The most recent data from PYMNTS.com shows that both adoption of Apple Pay and its usage are showing the first signs of decline. Android Pay and Samsung Pay have yet to show this decline, but I suspect that this is due to the fact that they have not been around long enough to show this trend. Neither of these two offer anything that Apple does not and in almost every case, I think Apple does it better.
The percentage of iOS users surveyed that had tried Apple Pay fell from 23.8% in June 2016 to 21.9% in March 2017. Furthermore, in March 2017, 48.6% of those users that had not tried Apple Pay said that they were happy with their current payment method (plastic card) compared to 37% in March 2015. Of those that have used it, those that “use it at every opportunity that I get” fell from 48% in March 2015 to just 18.7% in March 2017.
It also appears that security, ease of use or the store’s ability to make the payment work are not the reasons for Apple Pay’s lackluster performance, but more the fact that paying with plastic is just fine.
This is a great example of how important it is to offer a better experience when one is looking to drive adoption. Paying with a mobile phone is no easier or convenient than paying with a card and in many circumstances, it is much more difficult.
This also explains why mobile-based payments have been so successful in China despite being based on the much maligned (in developed markets, at least) QR code. The offline experience for doing almost anything in China is dire when compared to US or Europe, which has meant that even QR codes offer a huge improvement on the user experience.

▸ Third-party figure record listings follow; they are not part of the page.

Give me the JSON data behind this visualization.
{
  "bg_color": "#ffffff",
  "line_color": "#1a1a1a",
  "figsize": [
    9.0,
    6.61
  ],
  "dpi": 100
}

For example, when using WeChat Pay in China, the time required to buy a train ticket can be reduced from 45 minutes to just five minutes, and wait time at a hospital can be reduced from two or more hours to 20 minutes.
This is the issue that I see with mobile-based payments in developed markets. Plastic cards have very high penetration and almost everyone accepts them. At the same time payments using a mobile phone don’t particularly improve the user experience for the consumer, which is what I think has led to the ambivalence that this survey is pointing to.

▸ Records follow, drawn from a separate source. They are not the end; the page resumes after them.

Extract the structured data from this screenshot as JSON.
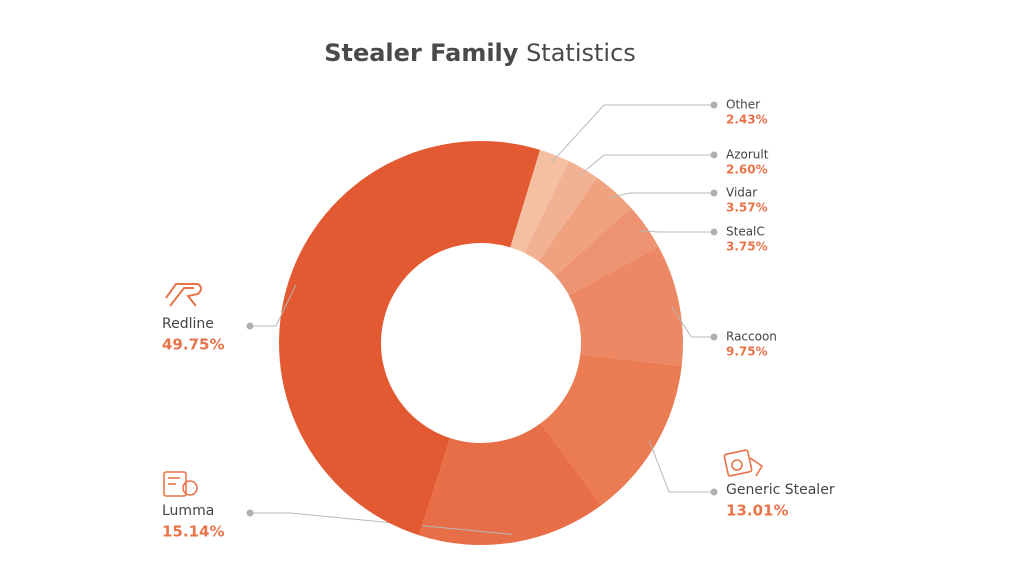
{
  "chart_data": {
    "type": "donut",
    "title": {
      "bold": "Stealer Family",
      "regular": "Statistics"
    },
    "categories": [
      "Other",
      "Azorult",
      "Vidar",
      "StealC",
      "Raccoon",
      "Generic Stealer",
      "Lumma",
      "Redline"
    ],
    "values": [
      2.43,
      2.6,
      3.57,
      3.75,
      9.75,
      13.01,
      15.14,
      49.75
    ],
    "value_labels": [
      "2.43%",
      "2.60%",
      "3.57%",
      "3.75%",
      "9.75%",
      "13.01%",
      "15.14%",
      "49.75%"
    ],
    "colors": [
      "#f5c0a2",
      "#f3b193",
      "#f0a27f",
      "#ee9372",
      "#ec8863",
      "#ea7b52",
      "#e86e47",
      "#e35a32"
    ]
  }
}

The net result is that to win the kind of adoption that China has, mobile-based payments need to offer the user a compelling reason to use them. Failure to do this could see adoption and usage decline to a niche of power users with the vast majority of users sticking with plastic cards which, by all accounts, are plenty good enough.
It looks like wallet manufacturers are going to be in business for much longer than anyone thought.